# Trauermücken bekämpfen



## oldtimerfreund (8. Dez. 2012)

Hallo,
wie kann ich am besten diese lästigen Trauermücken bekämpfen?

Hilft das mit den Gelbtafeln wirklich oder kann auch mit einer chemischen Keule nachgeholfen werden?


----------



## Eva-Maria (8. Dez. 2012)

*AW: Trauermücken bekämpfen*

moin,
bei Trauermücken habe ich es noch nicht ausprobiert.
Im GWH bei "weißen __ Fliegen" diesen Sommer, die die Tomaten umschwirrten,
haben die Gelbtafeln richtig klasse geholfen.


----------



## Kuni99 (9. Dez. 2012)

*AW: Trauermücken bekämpfen*

Hallo,

chemische Keule geht nicht bei Trauermücken, BTI soll gegen die Maden wirksam sein. Ich hab's ausprobiert und es hat bei mir nicht funktioniert. Die Gelbtafeln reduzieren immerhin den Befall.

Viele Grüße,
Kai


----------



## Stadtkind (9. Dez. 2012)

*AW: Trauermücken bekämpfen*

Gelbtafeln helfen gegen die oberirdischen __ Fliegen.
Um die Larven los zu bekommen solltest Du bei jedem Blumentopf so ca 2 cm feinen Sand ( Ich hab Vogelsand genommen ) auf die Erde geben.
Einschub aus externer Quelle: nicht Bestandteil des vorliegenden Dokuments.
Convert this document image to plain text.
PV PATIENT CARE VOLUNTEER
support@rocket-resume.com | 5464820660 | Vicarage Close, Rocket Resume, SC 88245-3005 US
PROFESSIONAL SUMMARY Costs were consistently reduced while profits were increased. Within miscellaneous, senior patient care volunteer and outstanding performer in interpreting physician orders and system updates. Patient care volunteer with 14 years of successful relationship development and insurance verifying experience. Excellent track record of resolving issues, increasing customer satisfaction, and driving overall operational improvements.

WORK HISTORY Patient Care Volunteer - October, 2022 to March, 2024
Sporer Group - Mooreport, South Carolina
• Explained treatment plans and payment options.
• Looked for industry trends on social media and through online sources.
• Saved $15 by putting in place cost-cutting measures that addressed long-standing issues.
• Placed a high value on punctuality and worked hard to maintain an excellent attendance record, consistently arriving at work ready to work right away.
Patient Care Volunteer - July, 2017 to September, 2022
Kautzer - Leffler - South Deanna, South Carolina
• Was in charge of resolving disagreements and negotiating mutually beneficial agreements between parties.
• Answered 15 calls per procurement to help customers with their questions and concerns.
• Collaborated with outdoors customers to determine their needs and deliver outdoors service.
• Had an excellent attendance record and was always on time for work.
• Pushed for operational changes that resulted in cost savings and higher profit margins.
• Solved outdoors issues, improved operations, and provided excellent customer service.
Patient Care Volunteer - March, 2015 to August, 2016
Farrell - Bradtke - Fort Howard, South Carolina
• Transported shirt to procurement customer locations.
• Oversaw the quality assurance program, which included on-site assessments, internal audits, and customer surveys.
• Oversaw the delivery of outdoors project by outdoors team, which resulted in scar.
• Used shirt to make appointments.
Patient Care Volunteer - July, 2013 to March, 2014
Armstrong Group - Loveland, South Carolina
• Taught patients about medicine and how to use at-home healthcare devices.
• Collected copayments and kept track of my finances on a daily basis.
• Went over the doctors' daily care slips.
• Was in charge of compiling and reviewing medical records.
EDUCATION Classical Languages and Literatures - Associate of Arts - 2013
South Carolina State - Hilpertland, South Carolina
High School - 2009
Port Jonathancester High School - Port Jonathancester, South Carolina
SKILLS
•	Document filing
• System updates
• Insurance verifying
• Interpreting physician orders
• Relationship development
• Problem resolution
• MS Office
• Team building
Also Alles schön bedecken, dann können die geschlüpften neuen Fliegen nicht mehr hoch.
Bei mir hat das gut geholfen- dauert aber auch paar Tage bis Du dann fliegenfrei bist.


Viel Erfolg


----------



## Annett (9. Dez. 2012)

*AW: Trauermücken bekämpfen*

Hallo,

bei mir hat die Kombination aus
- möglichst wenig gießen, damit die Erde schön austrocknet
- Gelbtafeln
- wochenlange Jagd auf alle geschlüpften __ Fliegen

irgendwann geholfen...
Wünsche Dir genug Ausdauer dafür!


----------



## oldtimerfreund (30. Dez. 2012)

*AW: Trauermücken bekämpfen*

Hallo,
sorry für die späte Antwort.
Ich habe jetzt die Gelbsticker im Einsatz, das hat sich ganz gut bewährt.
Die Pflanzen werde ich nur minimal gießen.
Mal sehen wie es sich langfristig auswirkt.

Guten Rutsch:sekt


----------